# Is there a glitter heat transfer paper for inkjets?



## roslynscloset (Apr 18, 2007)

Hello! I have a heat press and an epson 88 inkjet printer (durabrite inks). I am interested in using different colors of glitter paper for some simple designs that I have in mind. However, I cannot find such a thing anywhere and don't know if this even exists for an inkjet printer. Does anybody have any information or resources that they could pass my way? Thanks in advance!


Jodi


----------



## T-BOT (Jul 24, 2006)

i don't think it exists. 

if they are simple designs, you can buy glitter plastisol ink sheets, hand trace or freehand your designs on them, cut them out by hand and use your heat press to apply.


when they are done, the glitter inks look very sparkly just like what you would get from a screen printer.


...dont know who sells it off hand. Sorry.

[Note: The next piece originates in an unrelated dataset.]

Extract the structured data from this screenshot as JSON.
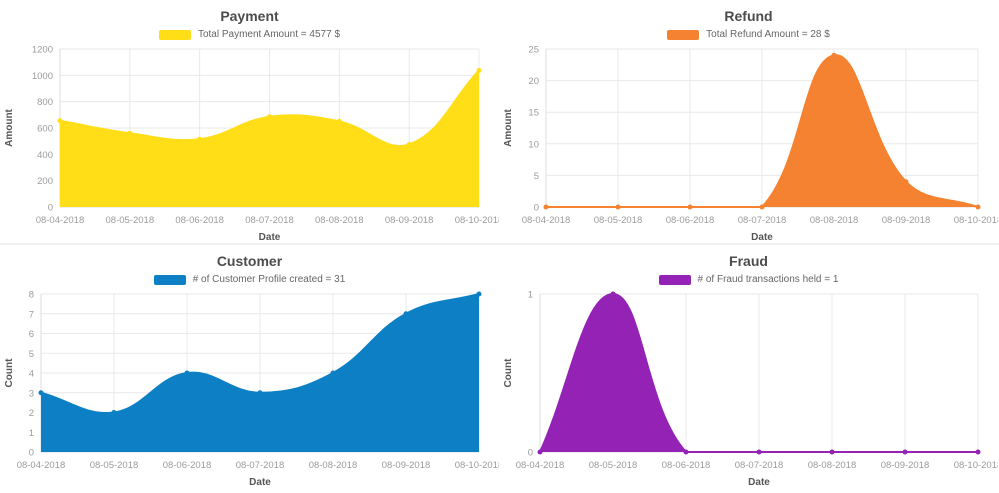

the same can be done with glitter foils.












:


----------



## Solmu (Aug 15, 2005)

You can get glitter vinyl, but I haven't heard of glitter inkjet transfers either.


----------



## roslynscloset (Apr 18, 2007)

I've been looking around for a long-time, and I don't think it exists. But I will look into the glitter vinyl...maybe thats what I need. Thank you for your reply.

Jodi


----------



## Downtowndesignz (Jul 29, 2010)

I can only think of glitter vinyl sorry!


----------



## proworlded (Oct 3, 2006)

A glitter inkjet paper does not exist.


----------



## charles95405 (Feb 1, 2007)

one reason it does not exist...just think of what the glitter that falls off would do to the printer...


----------